Un tabou à combattre
Longtemps ce sujet a été éclipsé. « Le fait que ça ne soit plus tabou, ce serait de pouvoir le dire sans être gênée. Ça reste très compliqué sauf si on est dans un milieu entre femmes où c’est plus facile, mais dans une société, une entreprise ou une association avec des publics mixtes on ne va pas le dire » poursuit-elle.
« Cette question est maintenant prise en compte en France et dans certains autres pays comme l’Ecosse qui donne une gratuité totale des protections féminines. En France, l’Education Nationale va mettre en place des distributeurs gratuits dans tous les lycées et aussi pour les étudiantes dans les universités et donc des protections à disposition. On véhicule tous des préjugés sur les femmes, sur les hommes qui peuvent entraîner des discriminations et c’est sur ça aussi qu’on travaille beaucoup, on lutte contre ce sexisme ordinaire même auprès des enfants ».
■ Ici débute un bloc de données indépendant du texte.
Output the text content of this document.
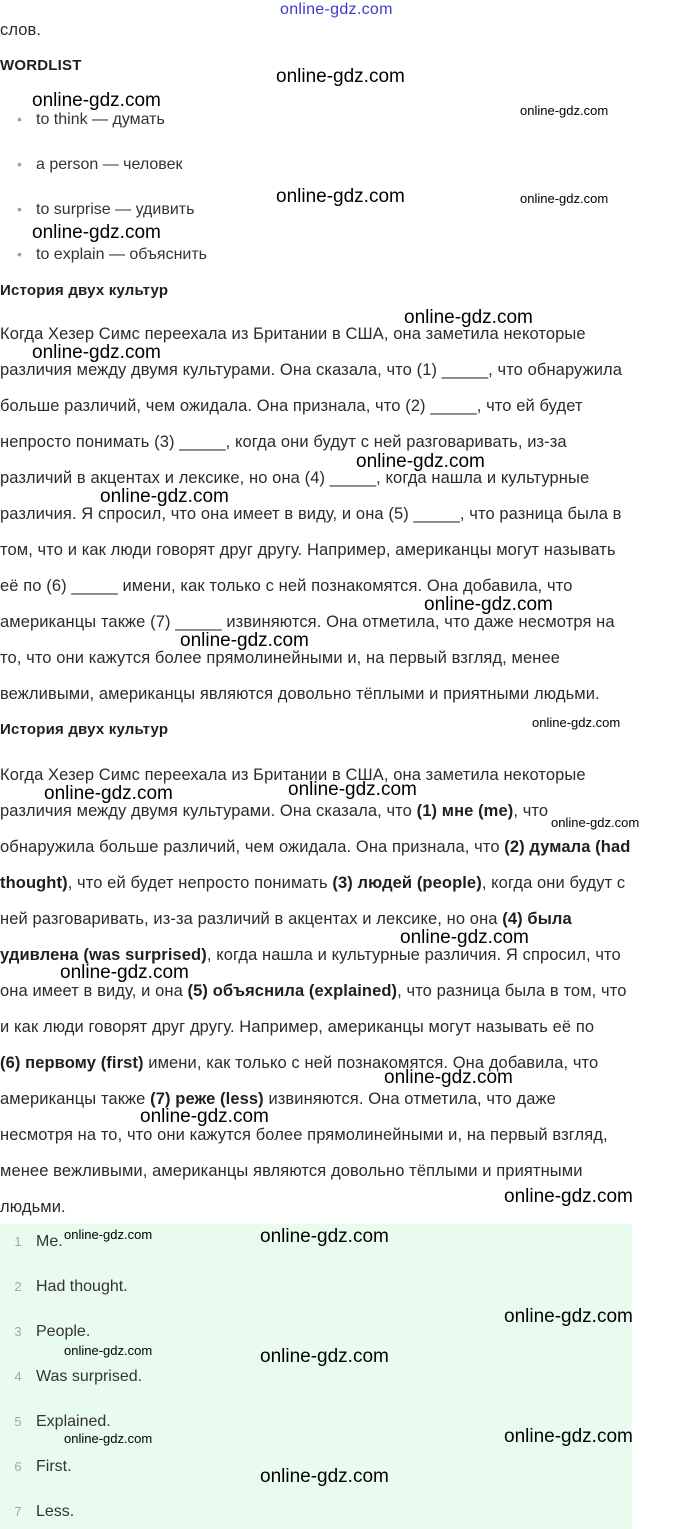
online-gdz.com
слов.
WORDLIST
• to think — думать
• a person — человек
• to surprise — удивить
• to explain — объяснить
История двух культур
Когда Хезер Симс переехала из Британии в США, она заметила некоторые
различия между двумя культурами. Она сказала, что (1) _____, что обнаружила
больше различий, чем ожидала. Она признала, что (2) _____, что ей будет
непросто понимать (3) _____, когда они будут с ней разговаривать, из-за
различий в акцентах и лексике, но она (4) _____, когда нашла и культурные
различия. Я спросил, что она имеет в виду, и она (5) _____, что разница была в
том, что и как люди говорят друг другу. Например, американцы могут называть
её по (6) _____ имени, как только с ней познакомятся. Она добавила, что
американцы также (7) _____ извиняются. Она отметила, что даже несмотря на
то, что они кажутся более прямолинейными и, на первый взгляд, менее
вежливыми, американцы являются довольно тёплыми и приятными людьми.
История двух культур
Когда Хезер Симс переехала из Британии в США, она заметила некоторые
различия между двумя культурами. Она сказала, что (1) мне (me), что
обнаружила больше различий, чем ожидала. Она признала, что (2) думала (had
thought), что ей будет непросто понимать (3) людей (people), когда они будут с
ней разговаривать, из-за различий в акцентах и лексике, но она (4) была
удивлена (was surprised), когда нашла и культурные различия. Я спросил, что
она имеет в виду, и она (5) объяснила (explained), что разница была в том, что
и как люди говорят друг другу. Например, американцы могут называть её по
(6) первому (first) имени, как только с ней познакомятся. Она добавила, что
американцы также (7) реже (less) извиняются. Она отметила, что даже
несмотря на то, что они кажутся более прямолинейными и, на первый взгляд,
менее вежливыми, американцы являются довольно тёплыми и приятными
людьми.
1 Me.
2 Had thought.
3 People.
4 Was surprised.
5 Explained.
6 First.
7 Less.
online-gdz.com
online-gdz.com
online-gdz.com
online-gdz.com	online-gdz.com
online-gdz.com
online-gdz.com
online-gdz.com
online-gdz.com
online-gdz.com
online-gdz.com
online-gdz.com
online-gdz.com
online-gdz.com	online-gdz.com
online-gdz.com
online-gdz.com
online-gdz.com
online-gdz.com
online-gdz.com
online-gdz.com
online-gdz.com	online-gdz.com
online-gdz.com
online-gdz.com	online-gdz.com
online-gdz.com	online-gdz.com
online-gdz.com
La collecte se déroule pendant 3 jours, un premier vendredi et un samedi, puis un second samedi la semaine suivante. Mais déjà dans un magasin bio d’Aurillac on a décidé que le bac installé pour recueillir les dons restera en place plus longtemps. « On l’a mis sur une durée plus longue, si les clients ne l’ont pas vu la première fois, ils peuvent donner après. Mais au bout de 2 jours, il y a en a déjà, c’est bon signe » dit la gérante Noémie Richard. « Plusieurs fois dans l’année, on participe à des collectes au niveau de l’alimentation avec les Secours Populaire et la Banque Alimentaire, et là on nous a sollicités. Le sujet de l’hygiène intime nous touche beaucoup, on est beaucoup de femmes dans l’équipe, du coup c’était l’occasion de faire quelque chose pour ces produits-là ».
« On entend beaucoup parler des problèmes de précarité alimentaire, sur le logement. L’hygiène ce n’est pas ce à quoi les gens pensent en premier. Ils imaginent que ce n’est pas une priorité, on n’a pas ce réflexe-là car on imagine que tout le monde y a accès, que ce n’est pas cher, qu’on en trouve partout. Mais je pense qu’il y a des gens qui n’arrivent pas à s’en acheter régulièrement ».
« C’est bien d’être bien protégées, de continuer une vie normale même pendant ces périodes-là. Ça nous parait important qu’il y ait différentes protections qui existent, durables ou moins durables, écologiques… ».
Récolter un maximum de dons, mais aussi parler et convaincre, c’est aussi un des objectifs des bénévoles qui participent à cette collecte.